В Пондерз-Энде или в Эркли мы тоже можем натолкнуться на мертвецов.

— И на этом перекрестке, — добавил Ричард, — собрались крестьяне, чтобы приветствовать вашу светлость. Если вы поедете в обход, получится, что они ждали напрасно.

Решение было принято.

— Вперед, Ричард. Поедем мимо виселицы. И позови ко мне Парри как можно скорее, прошу тебя…

У перекрестка дорог темные сумерки лежали над землей, как свинец, мелкий моросящий дождь леденил кровь людям и всякой живой твари. От холода лицо у меня посерело, но благодаря Парри и ее волшебницам мне удалось более-менее навести марафет. И тут мы увидели ее, адское орудие — громадную трехногую виселицу, темную на фоне пасмурного неба. На ней можно было вздернуть гораздо больше несчастных, чем на обычной, однорукой, вроде тех, что стоят на рыночных площадях.

Как могли сердца людей очерстветь настолько, чтобы дойти до этого мерзостного древа — виселицы — и его горьких плодов. Почерневшие, слепые, они висели и скалились; их черные товарищи хлопали крыльями над их головами: вороны со всей округи, выклевав им глаза, теперь пировали, добирая остатки яств, приготовленных для них смертью и разложением, ветром и дождем.

У одного из шестерых шея наполовину оторвалась при падении. Он раскачивался там, с головой на сторону, глядя пустыми глазницами и ухмыляясь раскрытым ртом, как полоумный шут, рассчитывающий на бешеный хохот. Был среди них ребенок, в одной рубашонке. Была девушка, сама почти ребенок, но судя по большому животу, носившая под сердцем дитя. И все они висели, раскачиваясь в медленном, смертном ритме; уже скорее не люди, а насмешка над людьми; уже на полпути к глине, из которой они вышли.

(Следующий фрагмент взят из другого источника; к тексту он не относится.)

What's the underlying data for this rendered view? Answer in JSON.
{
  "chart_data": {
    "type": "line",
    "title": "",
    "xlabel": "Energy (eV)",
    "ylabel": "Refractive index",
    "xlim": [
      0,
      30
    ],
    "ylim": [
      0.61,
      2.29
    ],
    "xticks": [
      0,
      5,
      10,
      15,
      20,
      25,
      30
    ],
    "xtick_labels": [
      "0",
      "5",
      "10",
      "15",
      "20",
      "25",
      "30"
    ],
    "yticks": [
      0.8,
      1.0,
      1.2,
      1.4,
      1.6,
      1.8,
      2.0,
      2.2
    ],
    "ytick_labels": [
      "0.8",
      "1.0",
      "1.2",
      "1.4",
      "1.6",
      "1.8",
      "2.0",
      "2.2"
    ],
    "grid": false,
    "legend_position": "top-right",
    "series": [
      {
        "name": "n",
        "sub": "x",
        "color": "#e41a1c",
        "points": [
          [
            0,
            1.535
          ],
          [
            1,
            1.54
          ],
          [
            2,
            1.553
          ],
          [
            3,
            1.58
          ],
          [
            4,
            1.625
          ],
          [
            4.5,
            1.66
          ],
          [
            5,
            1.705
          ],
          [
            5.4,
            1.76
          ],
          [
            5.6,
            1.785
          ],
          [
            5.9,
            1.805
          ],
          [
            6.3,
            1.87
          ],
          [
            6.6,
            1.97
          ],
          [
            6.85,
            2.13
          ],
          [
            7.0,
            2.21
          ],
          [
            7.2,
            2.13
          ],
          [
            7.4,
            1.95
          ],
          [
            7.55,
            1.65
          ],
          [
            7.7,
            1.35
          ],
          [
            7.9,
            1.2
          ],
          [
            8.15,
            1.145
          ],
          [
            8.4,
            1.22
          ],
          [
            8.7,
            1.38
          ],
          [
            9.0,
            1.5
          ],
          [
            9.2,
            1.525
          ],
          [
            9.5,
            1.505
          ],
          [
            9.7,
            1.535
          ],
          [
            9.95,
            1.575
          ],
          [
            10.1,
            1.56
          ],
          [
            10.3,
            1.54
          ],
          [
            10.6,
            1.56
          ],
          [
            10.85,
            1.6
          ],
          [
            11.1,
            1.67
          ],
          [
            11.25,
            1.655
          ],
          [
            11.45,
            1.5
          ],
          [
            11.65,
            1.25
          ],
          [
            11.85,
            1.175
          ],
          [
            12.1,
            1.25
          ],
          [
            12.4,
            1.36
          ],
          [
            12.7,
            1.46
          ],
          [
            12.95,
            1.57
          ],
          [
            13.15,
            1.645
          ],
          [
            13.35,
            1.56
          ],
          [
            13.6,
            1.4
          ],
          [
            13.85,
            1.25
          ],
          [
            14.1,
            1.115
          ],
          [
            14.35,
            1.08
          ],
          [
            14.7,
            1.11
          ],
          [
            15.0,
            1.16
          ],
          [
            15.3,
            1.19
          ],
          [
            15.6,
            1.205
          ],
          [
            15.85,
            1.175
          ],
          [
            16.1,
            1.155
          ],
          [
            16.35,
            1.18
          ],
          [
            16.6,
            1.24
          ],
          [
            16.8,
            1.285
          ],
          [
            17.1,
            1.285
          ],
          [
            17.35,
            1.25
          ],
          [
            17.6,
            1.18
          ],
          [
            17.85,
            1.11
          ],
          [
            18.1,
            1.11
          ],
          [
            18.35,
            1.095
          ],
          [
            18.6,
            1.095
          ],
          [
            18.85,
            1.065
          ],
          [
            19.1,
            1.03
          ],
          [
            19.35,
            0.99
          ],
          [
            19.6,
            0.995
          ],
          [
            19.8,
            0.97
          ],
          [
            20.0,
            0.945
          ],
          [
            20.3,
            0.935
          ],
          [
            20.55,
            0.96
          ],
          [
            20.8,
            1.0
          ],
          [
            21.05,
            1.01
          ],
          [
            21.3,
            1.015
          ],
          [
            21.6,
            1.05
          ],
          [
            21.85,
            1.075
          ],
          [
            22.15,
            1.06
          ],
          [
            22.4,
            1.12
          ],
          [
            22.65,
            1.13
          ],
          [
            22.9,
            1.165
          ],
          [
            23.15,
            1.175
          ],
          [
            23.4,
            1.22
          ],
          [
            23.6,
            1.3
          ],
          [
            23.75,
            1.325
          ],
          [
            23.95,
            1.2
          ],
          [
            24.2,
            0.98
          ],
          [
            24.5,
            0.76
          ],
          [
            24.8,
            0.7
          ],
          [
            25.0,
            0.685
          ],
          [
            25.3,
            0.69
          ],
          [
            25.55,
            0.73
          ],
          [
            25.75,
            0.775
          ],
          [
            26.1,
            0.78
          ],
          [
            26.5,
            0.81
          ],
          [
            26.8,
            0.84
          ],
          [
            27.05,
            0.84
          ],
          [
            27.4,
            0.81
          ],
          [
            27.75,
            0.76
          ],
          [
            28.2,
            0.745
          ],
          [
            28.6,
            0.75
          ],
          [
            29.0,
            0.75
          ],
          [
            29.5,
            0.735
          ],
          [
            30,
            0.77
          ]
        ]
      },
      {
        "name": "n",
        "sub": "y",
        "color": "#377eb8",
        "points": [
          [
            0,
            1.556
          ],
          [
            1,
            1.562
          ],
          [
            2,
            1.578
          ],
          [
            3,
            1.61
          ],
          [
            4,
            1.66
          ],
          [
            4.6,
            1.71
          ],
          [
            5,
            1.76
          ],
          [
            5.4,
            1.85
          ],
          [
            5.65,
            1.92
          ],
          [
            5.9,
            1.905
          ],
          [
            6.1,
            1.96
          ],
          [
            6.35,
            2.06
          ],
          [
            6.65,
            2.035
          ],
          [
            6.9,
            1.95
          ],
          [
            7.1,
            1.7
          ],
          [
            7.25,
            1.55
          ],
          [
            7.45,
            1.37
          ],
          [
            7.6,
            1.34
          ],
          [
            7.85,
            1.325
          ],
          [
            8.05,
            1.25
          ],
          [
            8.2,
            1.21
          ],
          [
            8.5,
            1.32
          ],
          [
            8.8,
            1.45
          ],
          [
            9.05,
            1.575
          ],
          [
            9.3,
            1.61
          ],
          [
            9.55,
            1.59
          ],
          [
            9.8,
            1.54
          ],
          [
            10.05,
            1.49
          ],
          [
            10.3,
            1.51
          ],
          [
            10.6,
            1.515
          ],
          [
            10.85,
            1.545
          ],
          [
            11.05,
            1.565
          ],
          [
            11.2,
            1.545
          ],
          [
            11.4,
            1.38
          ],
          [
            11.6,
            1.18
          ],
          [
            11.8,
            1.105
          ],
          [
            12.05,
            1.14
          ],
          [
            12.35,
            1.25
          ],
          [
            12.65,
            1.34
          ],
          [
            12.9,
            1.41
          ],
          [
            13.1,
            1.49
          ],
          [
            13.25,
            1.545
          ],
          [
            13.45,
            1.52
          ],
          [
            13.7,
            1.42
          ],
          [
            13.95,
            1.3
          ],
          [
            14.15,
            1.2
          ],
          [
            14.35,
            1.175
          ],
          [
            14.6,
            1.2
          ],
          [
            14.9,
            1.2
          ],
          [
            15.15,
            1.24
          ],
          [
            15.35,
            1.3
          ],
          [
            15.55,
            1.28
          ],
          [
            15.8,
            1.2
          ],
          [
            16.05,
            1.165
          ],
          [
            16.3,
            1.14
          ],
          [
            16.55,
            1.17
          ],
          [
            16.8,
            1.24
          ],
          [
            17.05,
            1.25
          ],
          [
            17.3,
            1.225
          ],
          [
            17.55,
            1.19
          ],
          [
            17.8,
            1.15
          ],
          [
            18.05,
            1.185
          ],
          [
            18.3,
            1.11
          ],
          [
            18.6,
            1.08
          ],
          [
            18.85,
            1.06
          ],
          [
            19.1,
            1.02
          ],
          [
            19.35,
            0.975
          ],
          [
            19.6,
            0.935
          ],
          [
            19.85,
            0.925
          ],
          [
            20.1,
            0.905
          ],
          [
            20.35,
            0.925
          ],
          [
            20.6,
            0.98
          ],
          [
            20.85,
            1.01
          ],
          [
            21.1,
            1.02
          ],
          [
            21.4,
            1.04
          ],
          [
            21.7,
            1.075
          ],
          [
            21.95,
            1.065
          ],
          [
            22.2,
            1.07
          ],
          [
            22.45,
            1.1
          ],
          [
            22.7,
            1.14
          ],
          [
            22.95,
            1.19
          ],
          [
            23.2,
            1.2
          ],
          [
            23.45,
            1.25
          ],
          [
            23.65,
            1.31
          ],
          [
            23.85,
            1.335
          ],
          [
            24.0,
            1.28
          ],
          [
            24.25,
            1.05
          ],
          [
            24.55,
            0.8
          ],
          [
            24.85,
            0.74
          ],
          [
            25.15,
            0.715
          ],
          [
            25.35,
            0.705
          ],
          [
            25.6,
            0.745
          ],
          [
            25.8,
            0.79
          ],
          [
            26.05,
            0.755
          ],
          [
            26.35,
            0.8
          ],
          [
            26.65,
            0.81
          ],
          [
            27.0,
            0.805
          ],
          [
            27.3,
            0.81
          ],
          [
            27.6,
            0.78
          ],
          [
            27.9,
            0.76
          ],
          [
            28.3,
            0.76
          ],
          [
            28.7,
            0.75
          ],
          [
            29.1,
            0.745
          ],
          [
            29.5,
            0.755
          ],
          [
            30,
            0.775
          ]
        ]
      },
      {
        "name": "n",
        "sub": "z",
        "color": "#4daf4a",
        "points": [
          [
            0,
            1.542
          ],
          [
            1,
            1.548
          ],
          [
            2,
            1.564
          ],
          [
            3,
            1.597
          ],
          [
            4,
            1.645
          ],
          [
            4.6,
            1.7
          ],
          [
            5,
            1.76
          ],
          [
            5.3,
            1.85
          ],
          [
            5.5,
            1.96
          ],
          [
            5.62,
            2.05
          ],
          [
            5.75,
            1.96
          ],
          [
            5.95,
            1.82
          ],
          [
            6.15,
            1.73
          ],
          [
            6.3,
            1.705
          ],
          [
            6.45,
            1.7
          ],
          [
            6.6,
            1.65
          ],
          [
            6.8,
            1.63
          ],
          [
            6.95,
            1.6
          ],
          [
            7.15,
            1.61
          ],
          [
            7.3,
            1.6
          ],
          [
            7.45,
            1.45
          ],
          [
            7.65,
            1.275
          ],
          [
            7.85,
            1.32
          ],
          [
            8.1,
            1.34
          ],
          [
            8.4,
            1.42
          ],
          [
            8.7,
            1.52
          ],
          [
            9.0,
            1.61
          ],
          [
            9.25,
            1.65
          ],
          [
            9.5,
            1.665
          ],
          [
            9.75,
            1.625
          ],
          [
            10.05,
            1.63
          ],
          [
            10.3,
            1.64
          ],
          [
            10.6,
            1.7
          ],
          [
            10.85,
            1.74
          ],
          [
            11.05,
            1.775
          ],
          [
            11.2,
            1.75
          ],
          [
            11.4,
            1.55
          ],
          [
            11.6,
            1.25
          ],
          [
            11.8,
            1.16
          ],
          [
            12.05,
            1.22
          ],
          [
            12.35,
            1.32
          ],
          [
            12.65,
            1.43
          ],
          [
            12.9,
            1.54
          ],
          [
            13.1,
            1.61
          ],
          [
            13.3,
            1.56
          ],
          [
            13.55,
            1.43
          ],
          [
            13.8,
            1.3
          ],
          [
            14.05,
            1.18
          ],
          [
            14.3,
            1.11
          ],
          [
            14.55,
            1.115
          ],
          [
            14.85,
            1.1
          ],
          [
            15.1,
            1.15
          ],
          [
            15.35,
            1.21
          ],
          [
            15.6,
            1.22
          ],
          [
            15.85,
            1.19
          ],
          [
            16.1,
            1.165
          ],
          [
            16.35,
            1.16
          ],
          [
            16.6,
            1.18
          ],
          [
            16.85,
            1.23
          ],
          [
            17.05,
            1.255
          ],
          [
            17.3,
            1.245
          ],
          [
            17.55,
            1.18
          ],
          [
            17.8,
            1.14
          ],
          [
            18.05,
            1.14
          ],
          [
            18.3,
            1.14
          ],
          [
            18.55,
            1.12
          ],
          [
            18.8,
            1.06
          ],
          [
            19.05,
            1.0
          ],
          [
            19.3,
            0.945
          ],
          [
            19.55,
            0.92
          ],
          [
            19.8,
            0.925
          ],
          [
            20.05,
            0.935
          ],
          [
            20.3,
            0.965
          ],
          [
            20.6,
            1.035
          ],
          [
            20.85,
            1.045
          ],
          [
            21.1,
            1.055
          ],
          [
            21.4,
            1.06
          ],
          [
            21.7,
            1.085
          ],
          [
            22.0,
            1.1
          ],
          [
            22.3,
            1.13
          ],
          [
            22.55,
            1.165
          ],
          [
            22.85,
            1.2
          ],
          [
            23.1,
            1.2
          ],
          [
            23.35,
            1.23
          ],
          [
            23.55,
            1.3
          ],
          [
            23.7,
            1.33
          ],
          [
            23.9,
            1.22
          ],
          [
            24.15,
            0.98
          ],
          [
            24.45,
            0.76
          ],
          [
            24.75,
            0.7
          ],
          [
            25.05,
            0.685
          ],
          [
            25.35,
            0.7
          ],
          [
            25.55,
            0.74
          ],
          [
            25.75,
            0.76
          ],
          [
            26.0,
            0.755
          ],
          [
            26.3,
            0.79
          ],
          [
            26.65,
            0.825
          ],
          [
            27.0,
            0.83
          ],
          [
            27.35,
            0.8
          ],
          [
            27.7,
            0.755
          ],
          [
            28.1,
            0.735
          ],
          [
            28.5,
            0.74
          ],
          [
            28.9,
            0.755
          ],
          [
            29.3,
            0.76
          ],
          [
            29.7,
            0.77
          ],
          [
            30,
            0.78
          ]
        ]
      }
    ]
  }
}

Несмотря на холод, вонь стояла невыносимая. Инстинктивно я потянулась за ароматическим шариком и, сунув его под нос, втянула живительный запах розы и апельсинового дерева. Ни за что на свете я не могла допустить, чтобы меня увидели в полуобморочном состоянии.

В холодных мартовских сумерках под виселицей стояли, сбившись в кучу, селяне, собравшиеся поглазеть на проходящую процессию. Даже форейтор, сорвавший с головы замусоленную повязку и приветственно щелкнувший кнутом над головами мулов, получил свою долю одобрительных криков. Всех моих дам и кавалеров по очереди встречали со все возрастающим восторгом; каждый драгоценный камень, каждое перо, шляпа или берет, хоть все это промокло под моросящим дождем, вызывало восхищенные комментарии толпы.

Однако при появлении моего паланкина волнение достигло предела. Крики были оглушительны.

— Храни вас Господь, миледи!

— Спаси и сохрани принцессу Елизавету!

— Господь и Богоматерь умиляются, глядя на дочурку Гарри!

Сердце мое переполнилось горделивыми и радостными чувствами. Ни воспоминания о мрачном зрелище, которое мы только что видели, ни холод, ни бьющий в лицо снег, ни тоска, что камнем лежала у меня на душе, — ничто не могло омрачить моего счастья. Это была любовь, несомненная любовь и несравненная полнота счастья.

Я, в свою очередь, сердечно им ответила:

— Спасибо вам, добрые люди. Да будет с вами благословение Господа. Благодарю вас от всего сердца.

Внезапно пожилая женщина отделилась от группы людей и с горящими от ярости глазами кинулась к паланкину. К моему ужасу, она появилась совсем рядом и, брызгая слюной, вцепилась в мои накидки. Когти ее скрюченных от старости пальцев задевали мне по лицу. «Чтобы ты сдохла! — визгливо прокричала она. — Чтобы ты сдохла, блудница, дочь блудницы!»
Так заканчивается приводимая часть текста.